Las dependencias raramente empiezan con estruendo.

No irrumpen como una tormenta que arrasa todo. Llegan despacio, casi con cortesía. Se acomodan en la rutina diaria hasta que un día descubrimos que ya no sabemos vivir sin ellas.

Las pantallas son expertas en ese tipo de presencia silenciosa. No levantan la voz ni imponen reglas.

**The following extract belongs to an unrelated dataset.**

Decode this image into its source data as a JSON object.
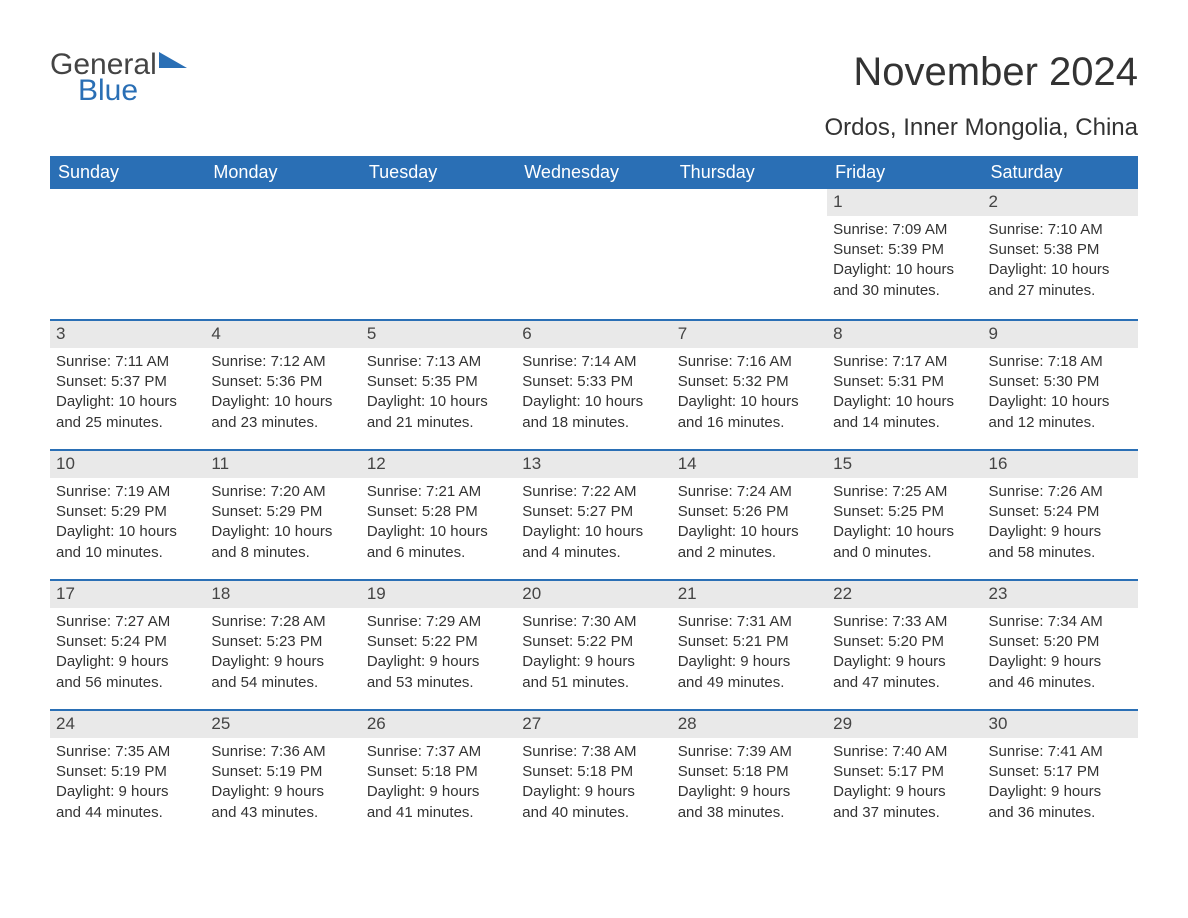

Simplemente están ahí: sobre la mesa mientras comemos, en la mano mientras caminamos, encendidas incluso cuando creemos estar descansando. Una compañía permanente que termina por volverse invisible.

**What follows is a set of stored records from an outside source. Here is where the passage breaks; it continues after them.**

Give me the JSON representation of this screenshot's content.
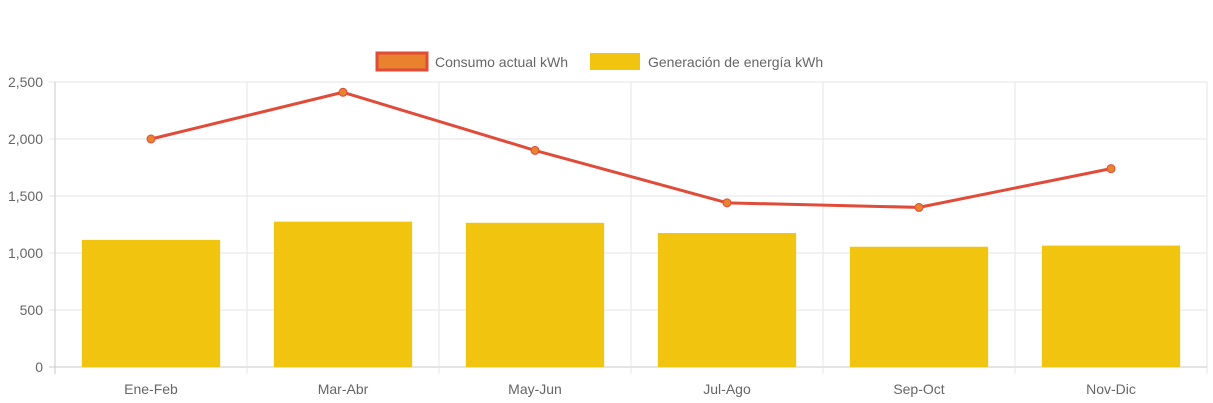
{
  "chart_data": {
    "type": "bar",
    "categories": [
      "Ene-Feb",
      "Mar-Abr",
      "May-Jun",
      "Jul-Ago",
      "Sep-Oct",
      "Nov-Dic"
    ],
    "series": [
      {
        "name": "Consumo actual kWh",
        "type": "line",
        "values": [
          2000,
          2410,
          1900,
          1440,
          1400,
          1740
        ],
        "color": "#e04b3a",
        "point_color": "#e8822e"
      },
      {
        "name": "Generación de energía kWh",
        "type": "bar",
        "values": [
          1115,
          1275,
          1265,
          1175,
          1055,
          1065
        ],
        "color": "#f0c40f"
      }
    ],
    "y_ticks": [
      "0",
      "500",
      "1,000",
      "1,500",
      "2,000",
      "2,500"
    ],
    "ylim": [
      0,
      2500
    ],
    "grid": true,
    "legend_position": "top-center"
  }
}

El cuerpo humano tiene una capacidad sorprendente para acostumbrarse. El cerebro aprende rápido dónde encontrar pequeñas recompensas: un aviso nuevo, un mensaje, un video breve que dura apenas segundos pero promete otro después. Así se construye una cadena de estímulos diminutos que mantiene la atención atrapada.

Cuando la mente se habitúa a esa corriente constante, algo empieza a cambiar por dentro. Todo estimula un poco, pero nada alcanza a conmover de verdad.

La pérdida de placer no suele aparecer de forma dramática. Se instala como un desgaste lento. Un día la música suena igual que ayer, pero ya no provoca nada especial. Las risas siguen ahí, aunque se sienten ligeras, casi automáticas. Incluso los momentos que antes parecían intensos ahora se perciben como si estuvieran lejos.

No se trata de señalar a una sola causa. Ninguna pantalla por sí misma explica ese vacío. Es la acumulación de horas, la falta de silencios, la costumbre de llenar cada espacio con estímulos.

Por eso algunos hablan de hacer pausas tecnológicas. No como gesto moral ni como moda pasajera, sino como un intento de recuperar el pulso natural de la atención. Darle al sistema nervioso momentos sin luces ni sonidos que compitan por cada segundo.

Cuando el dispositivo se apaga, aparece lo que estaba escondido debajo del ruido: pensamientos que no estaban filtrados, recuerdos que incomodan, una inquietud difícil de nombrar. Esa es la razón por la que cuesta tanto detenerse. El flujo digital funciona como una anestesia suave.

Pero permanecer un rato en ese silencio produce algo inesperado. No ocurre de inmediato ni con dramatismo. Poco a poco las sensaciones recuperan peso. El sabor del café se vuelve más presente. Las conversaciones se alargan sin prisa. El tiempo deja de correr como si estuviera empujado por una máquina.

Entonces sucede algo curioso: el aburrimiento, tan despreciado en nuestra época, empieza a cumplir una función olvidada. Ordena la mente, despeja el terreno, recuerda que el deseo necesita espacio para nacer.

Dejar el teléfono a un lado no promete felicidad automática. Pero abre un pequeño espacio. Y a veces basta un espacio mínimo para que algo vuelva a respirar.

Apagar la pantalla no significa desaparecer del mundo.

Tal vez sea simplemente una forma de regresar.